If you speak to a wide range of people, from CEOs to lawyers, teachers, and stay-at-home parents, and ask them what causes them a lot of stress in their day-to-day lives, there is a high likelihood that they will all say email. Countless articles have been written and studies have been conducted on how email causes stress and how it has an adverse effect on people's health.
The purpose of this post is to introduce you to the concept of "Inbox Zero" and let you know that there are simple steps you can take to manage your email, so it does not cause so much stress and instead help you feel calm and in control.
One of the most important things that highly successful people have learned to do, including school administrators, is dealing with a high volume of email. I would argue that being able to manage a tremendous amount of email is crucial to just about any career. Many people's careers have been hindered because emails have "slipped through the cracks."
The three things that successful people have learned are:
Change their email mindset.
Create two email folders: one called "Action" and the other "Archive."
Process their email regularly.
If you want to be more successful and reduce your stress, the first thing you need to do is change your email mindset. Most people see their email inbox as a large bucket where they keep all their emails. They intermittently check their email during the day but do not have a systematic way of dealing with it. So things get lost, and emails pile up.
I challenge you to look at your email as you would the mailbox at the front of your home. In many circumstances, your email inbox has replaced your physical mailbox. Imagine every piece of physical mail you received you kept in your mailbox. Every time you needed some mail, you would simply go back and rummage through your mailbox until you found what you're looking for. This is how most people manage their email. You all realize that you need to empty and process your physical mail regularly. Email is the same.

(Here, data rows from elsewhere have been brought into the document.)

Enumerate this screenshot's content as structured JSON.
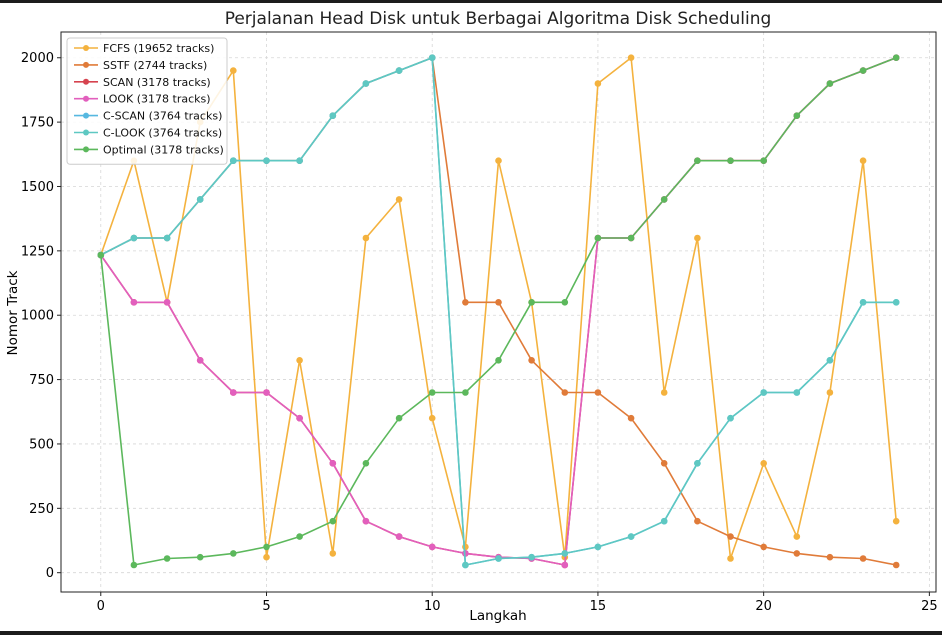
{
  "chart_data": {
    "type": "line",
    "title": "Perjalanan Head Disk untuk Berbagai Algoritma Disk Scheduling",
    "xlabel": "Langkah",
    "ylabel": "Nomor Track",
    "xlim": [
      -1.2,
      25.2
    ],
    "ylim": [
      -75,
      2100
    ],
    "xticks": [
      0,
      5,
      10,
      15,
      20,
      25
    ],
    "yticks": [
      0,
      250,
      500,
      750,
      1000,
      1250,
      1500,
      1750,
      2000
    ],
    "grid": true,
    "legend_position": "top-left",
    "series": [
      {
        "name": "FCFS (19652 tracks)",
        "color": "#f4b23e",
        "x": [
          0,
          1,
          2,
          3,
          4,
          5,
          6,
          7,
          8,
          9,
          10,
          11,
          12,
          13,
          14,
          15,
          16,
          17,
          18,
          19,
          20,
          21,
          22,
          23,
          24
        ],
        "y": [
          1234,
          1600,
          1050,
          1750,
          1950,
          60,
          825,
          75,
          1300,
          1450,
          600,
          100,
          1600,
          1050,
          60,
          1900,
          2000,
          700,
          1300,
          55,
          425,
          140,
          700,
          1600,
          200
        ]
      },
      {
        "name": "SSTF (2744 tracks)",
        "color": "#e07b39",
        "x": [
          0,
          1,
          2,
          3,
          4,
          5,
          6,
          7,
          8,
          9,
          10,
          11,
          12,
          13,
          14,
          15,
          16,
          17,
          18,
          19,
          20,
          21,
          22,
          23,
          24
        ],
        "y": [
          1234,
          1300,
          1300,
          1450,
          1600,
          1600,
          1600,
          1775,
          1900,
          1950,
          2000,
          1050,
          1050,
          825,
          700,
          700,
          600,
          425,
          200,
          140,
          100,
          75,
          60,
          55,
          30
        ]
      },
      {
        "name": "SCAN (3178 tracks)",
        "color": "#d6434f",
        "x": [
          0,
          1,
          2,
          3,
          4,
          5,
          6,
          7,
          8,
          9,
          10,
          11,
          12,
          13,
          14,
          15,
          16,
          17,
          18,
          19,
          20,
          21,
          22,
          23,
          24
        ],
        "y": [
          1234,
          1050,
          1050,
          825,
          700,
          700,
          600,
          425,
          200,
          140,
          100,
          75,
          60,
          55,
          30,
          1300,
          1300,
          1450,
          1600,
          1600,
          1600,
          1775,
          1900,
          1950,
          2000
        ]
      },
      {
        "name": "LOOK (3178 tracks)",
        "color": "#e25fbd",
        "x": [
          0,
          1,
          2,
          3,
          4,
          5,
          6,
          7,
          8,
          9,
          10,
          11,
          12,
          13,
          14,
          15,
          16,
          17,
          18,
          19,
          20,
          21,
          22,
          23,
          24
        ],
        "y": [
          1234,
          1050,
          1050,
          825,
          700,
          700,
          600,
          425,
          200,
          140,
          100,
          75,
          60,
          55,
          30,
          1300,
          1300,
          1450,
          1600,
          1600,
          1600,
          1775,
          1900,
          1950,
          2000
        ]
      },
      {
        "name": "C-SCAN (3764 tracks)",
        "color": "#56b8e0",
        "x": [
          0,
          1,
          2,
          3,
          4,
          5,
          6,
          7,
          8,
          9,
          10,
          11,
          12,
          13,
          14,
          15,
          16,
          17,
          18,
          19,
          20,
          21,
          22,
          23,
          24
        ],
        "y": [
          1234,
          1300,
          1300,
          1450,
          1600,
          1600,
          1600,
          1775,
          1900,
          1950,
          2000,
          30,
          55,
          60,
          75,
          100,
          140,
          200,
          425,
          600,
          700,
          700,
          825,
          1050,
          1050
        ]
      },
      {
        "name": "C-LOOK (3764 tracks)",
        "color": "#5ec8c2",
        "x": [
          0,
          1,
          2,
          3,
          4,
          5,
          6,
          7,
          8,
          9,
          10,
          11,
          12,
          13,
          14,
          15,
          16,
          17,
          18,
          19,
          20,
          21,
          22,
          23,
          24
        ],
        "y": [
          1234,
          1300,
          1300,
          1450,
          1600,
          1600,
          1600,
          1775,
          1900,
          1950,
          2000,
          30,
          55,
          60,
          75,
          100,
          140,
          200,
          425,
          600,
          700,
          700,
          825,
          1050,
          1050
        ]
      },
      {
        "name": "Optimal (3178 tracks)",
        "color": "#5cb85c",
        "x": [
          0,
          1,
          2,
          3,
          4,
          5,
          6,
          7,
          8,
          9,
          10,
          11,
          12,
          13,
          14,
          15,
          16,
          17,
          18,
          19,
          20,
          21,
          22,
          23,
          24
        ],
        "y": [
          1234,
          30,
          55,
          60,
          75,
          100,
          140,
          200,
          425,
          600,
          700,
          700,
          825,
          1050,
          1050,
          1300,
          1300,
          1450,
          1600,
          1600,
          1600,
          1775,
          1900,
          1950,
          2000
        ]
      }
    ]
  }
}
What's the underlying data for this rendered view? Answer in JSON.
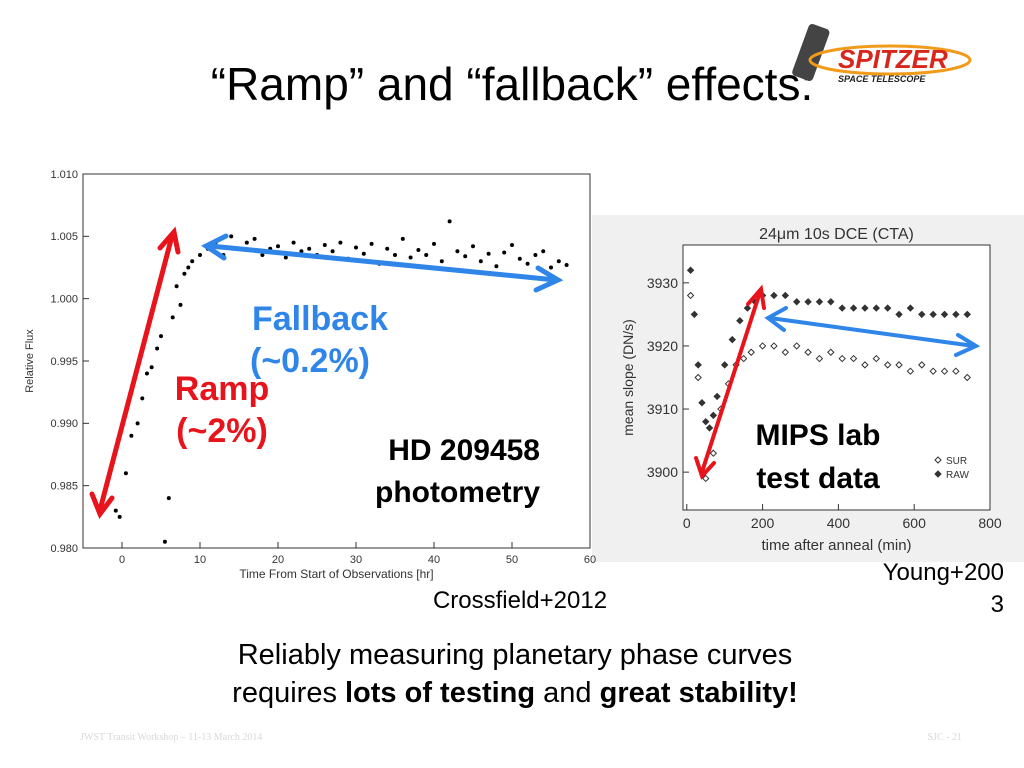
{
  "title": "“Ramp” and “fallback” effects:",
  "logo": {
    "name": "SPITZER",
    "subtitle": "SPACE TELESCOPE"
  },
  "chart_data": [
    {
      "type": "scatter",
      "xlabel": "Time From Start of Observations [hr]",
      "ylabel": "Relative Flux",
      "color": "#000000",
      "xlim": [
        -5,
        60
      ],
      "ylim": [
        0.98,
        1.01
      ],
      "xticks": [
        0,
        10,
        20,
        30,
        40,
        50,
        60
      ],
      "yticks": [
        {
          "value": 0.98,
          "label": "0.980"
        },
        0.985,
        {
          "value": 0.99,
          "label": "0.990"
        },
        0.995,
        {
          "value": 1.0,
          "label": "1.000"
        },
        1.005,
        {
          "value": 1.01,
          "label": "1.010"
        }
      ],
      "x": [
        -0.8,
        -0.3,
        0.5,
        1.2,
        2,
        2.6,
        3.2,
        3.8,
        4.5,
        5,
        5.5,
        6,
        6.5,
        7,
        7.5,
        8,
        8.5,
        9,
        10,
        11,
        12,
        13,
        14,
        15,
        16,
        17,
        18,
        19,
        20,
        21,
        22,
        23,
        24,
        25,
        26,
        27,
        28,
        29,
        30,
        31,
        32,
        33,
        34,
        35,
        36,
        37,
        38,
        39,
        40,
        41,
        42,
        43,
        44,
        45,
        46,
        47,
        48,
        49,
        50,
        51,
        52,
        53,
        54,
        55,
        56,
        57
      ],
      "values": [
        0.983,
        0.9825,
        0.986,
        0.989,
        0.99,
        0.992,
        0.994,
        0.9945,
        0.996,
        0.997,
        0.9805,
        0.984,
        0.9985,
        1.001,
        0.9995,
        1.002,
        1.0025,
        1.003,
        1.0035,
        1.004,
        1.0045,
        1.0035,
        1.005,
        1.004,
        1.0045,
        1.0048,
        1.0035,
        1.004,
        1.0042,
        1.0033,
        1.0045,
        1.0038,
        1.004,
        1.0035,
        1.0043,
        1.0038,
        1.0045,
        1.0032,
        1.0041,
        1.0036,
        1.0044,
        1.0028,
        1.004,
        1.0035,
        1.0048,
        1.0033,
        1.0039,
        1.0035,
        1.0044,
        1.003,
        1.0062,
        1.0038,
        1.0034,
        1.0042,
        1.003,
        1.0036,
        1.0026,
        1.0037,
        1.0043,
        1.0032,
        1.0028,
        1.0035,
        1.0038,
        1.0025,
        1.003,
        1.0027
      ],
      "annotations": [
        "Fallback",
        "(~0.2%)",
        "Ramp",
        "(~2%)",
        "HD 209458",
        "photometry"
      ]
    },
    {
      "type": "scatter",
      "title": "24μm 10s DCE (CTA)",
      "xlabel": "time after anneal (min)",
      "ylabel": "mean slope (DN/s)",
      "xlim": [
        -10,
        800
      ],
      "ylim": [
        3894,
        3936
      ],
      "xticks": [
        0,
        200,
        400,
        600,
        800
      ],
      "yticks": [
        3900,
        3910,
        3920,
        3930
      ],
      "series": [
        {
          "name": "SUR",
          "color": "#333333",
          "marker": "open",
          "x": [
            10,
            30,
            50,
            70,
            90,
            110,
            130,
            150,
            170,
            200,
            230,
            260,
            290,
            320,
            350,
            380,
            410,
            440,
            470,
            500,
            530,
            560,
            590,
            620,
            650,
            680,
            710,
            740
          ],
          "values": [
            3928,
            3915,
            3899,
            3903,
            3910,
            3914,
            3917,
            3918,
            3919,
            3920,
            3920,
            3919,
            3920,
            3919,
            3918,
            3919,
            3918,
            3918,
            3917,
            3918,
            3917,
            3917,
            3916,
            3917,
            3916,
            3916,
            3916,
            3915
          ]
        },
        {
          "name": "RAW",
          "color": "#333333",
          "marker": "filled",
          "x": [
            10,
            20,
            30,
            40,
            50,
            60,
            70,
            80,
            100,
            120,
            140,
            160,
            180,
            200,
            230,
            260,
            290,
            320,
            350,
            380,
            410,
            440,
            470,
            500,
            530,
            560,
            590,
            620,
            650,
            680,
            710,
            740
          ],
          "values": [
            3932,
            3925,
            3917,
            3911,
            3908,
            3907,
            3909,
            3912,
            3917,
            3921,
            3924,
            3926,
            3927,
            3928,
            3928,
            3928,
            3927,
            3927,
            3927,
            3927,
            3926,
            3926,
            3926,
            3926,
            3926,
            3925,
            3926,
            3925,
            3925,
            3925,
            3925,
            3925
          ]
        }
      ],
      "annotations": [
        "MIPS lab",
        "test data"
      ]
    }
  ],
  "citations": [
    "Crossfield+2012",
    "Young+2003"
  ],
  "body": [
    "Reliably measuring planetary phase curves",
    "requires ",
    "lots of testing",
    " and ",
    "great stability!"
  ],
  "footer": [
    "JWST Transit Workshop – 11-13 March 2014",
    "SJC - 21"
  ]
}
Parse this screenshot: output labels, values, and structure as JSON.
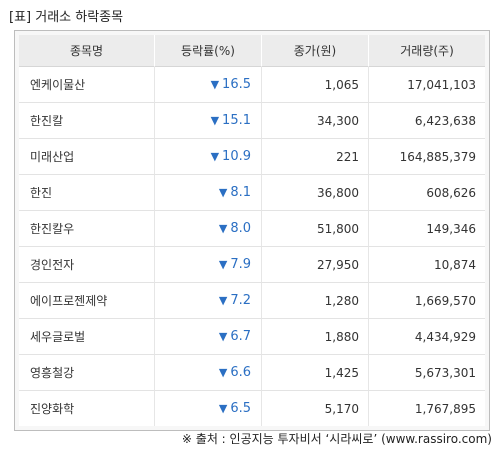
{
  "title": "[표] 거래소 하락종목",
  "headers": [
    "종목명",
    "등락률(%)",
    "종가(원)",
    "거래량(주)"
  ],
  "arrow_glyph": "▼",
  "rows": [
    {
      "name": "엔케이물산",
      "change": "16.5",
      "close": "1,065",
      "volume": "17,041,103"
    },
    {
      "name": "한진칼",
      "change": "15.1",
      "close": "34,300",
      "volume": "6,423,638"
    },
    {
      "name": "미래산업",
      "change": "10.9",
      "close": "221",
      "volume": "164,885,379"
    },
    {
      "name": "한진",
      "change": "8.1",
      "close": "36,800",
      "volume": "608,626"
    },
    {
      "name": "한진칼우",
      "change": "8.0",
      "close": "51,800",
      "volume": "149,346"
    },
    {
      "name": "경인전자",
      "change": "7.9",
      "close": "27,950",
      "volume": "10,874"
    },
    {
      "name": "에이프로젠제약",
      "change": "7.2",
      "close": "1,280",
      "volume": "1,669,570"
    },
    {
      "name": "세우글로벌",
      "change": "6.7",
      "close": "1,880",
      "volume": "4,434,929"
    },
    {
      "name": "영흥철강",
      "change": "6.6",
      "close": "1,425",
      "volume": "5,673,301"
    },
    {
      "name": "진양화학",
      "change": "6.5",
      "close": "5,170",
      "volume": "1,767,895"
    }
  ],
  "source": "※ 출처 : 인공지능 투자비서 ‘시라씨로’ (www.rassiro.com)",
  "colors": {
    "down": "#2b6fc3",
    "header_bg": "#ececec",
    "frame_bg": "#f7f7f7"
  }
}
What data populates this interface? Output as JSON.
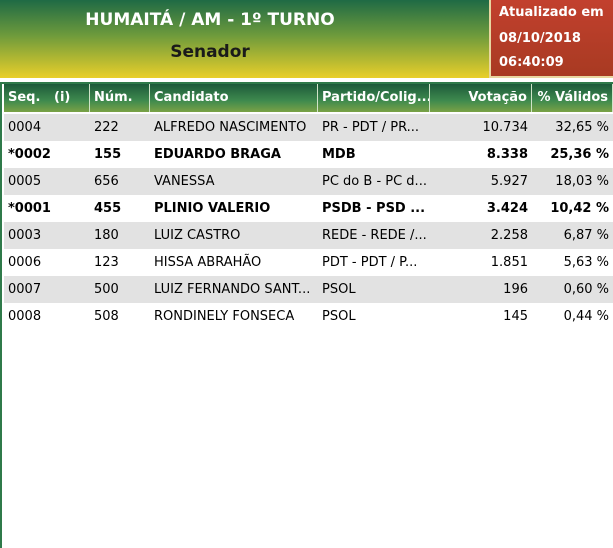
{
  "header": {
    "title": "HUMAITÁ / AM - 1º TURNO",
    "subtitle": "Senador"
  },
  "updated": {
    "label": "Atualizado em",
    "date": "08/10/2018",
    "time": "06:40:09"
  },
  "table": {
    "columns": [
      "Seq.   (i)",
      "Núm.",
      "Candidato",
      "Partido/Colig...",
      "Votação",
      "% Válidos"
    ],
    "rows": [
      [
        "0004",
        "222",
        "ALFREDO NASCIMENTO",
        "PR - PDT / PR...",
        "10.734",
        "32,65 %"
      ],
      [
        "*0002",
        "155",
        "EDUARDO BRAGA",
        "MDB",
        "8.338",
        "25,36 %"
      ],
      [
        "0005",
        "656",
        "VANESSA",
        "PC do B - PC d...",
        "5.927",
        "18,03 %"
      ],
      [
        "*0001",
        "455",
        "PLINIO VALERIO",
        "PSDB - PSD ...",
        "3.424",
        "10,42 %"
      ],
      [
        "0003",
        "180",
        "LUIZ CASTRO",
        "REDE - REDE /...",
        "2.258",
        "6,87 %"
      ],
      [
        "0006",
        "123",
        "HISSA ABRAHÃO",
        "PDT - PDT / P...",
        "1.851",
        "5,63 %"
      ],
      [
        "0007",
        "500",
        "LUIZ FERNANDO SANT...",
        "PSOL",
        "196",
        "0,60 %"
      ],
      [
        "0008",
        "508",
        "RONDINELY FONSECA",
        "PSOL",
        "145",
        "0,44 %"
      ]
    ]
  }
}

The second thing you need to do is create two folders. One you will call "action" and the other you will call "archive." This is all you need. You don't need 150 different folders to keep your emails in. All email clients have exceptional search capabilities, so you do not need an elaborate filing system. You simply make a folder for emails you need to respond to and a folder for emails that you want to keep.
The third and most crucial part of managing emails is where the magic happens. You need to process your emails regularly. Each time you check your email, your goal should be to get your inbox down to zero. After processing your email, there should be nothing left in your inbox. This does not mean you have to answer every email each time you check it.
When you receive an email, you need to make a decision about what you need to do with it. There are only five actions you can take when you get an email.
One. You delete it
Two. Archive it
Three. You delegate it
Four. You do it (you answer it right away if it takes two minutes or less).
Five. Defer it (move it into your "action" folder).
The first four steps of deleting, archiving, delegating, and doing make the most sense. However, deferring is what often gets people confused.
I process my email every day with the goal of getting the inbox to zero. I move any emails that I cannot answer at that moment into my "action" folder.
At any one time, I might have between 20 and 60 emails that I need to answer. However, by processing my email, I am clear what I need to respond to, and the ones I need to reply to are not lost in a sea of other emails. I will then carve out time to answer the emails in my action folder and periodically process my inbox, so I know what I need to do.
By making these three small changes of changing your email mindset, creating two email folders and processing your email regularly, email will shift from being something that causes you stress and anxiety to a tool that can help you do your job more easily and communicate more efficiently. I challenge you to try the steps I have outlined in your own life. I guarantee that if you follow the steps, it will make an incredible impact on your well-being and peace of mind.
If you want to learn more about the concept of Inbox Zero, read the book Getting Things Done, mentioned in an earlier post and watch the Inbox Zero presentation given by Merlin Mann at Google. This video changed my life and made me drastically more productive.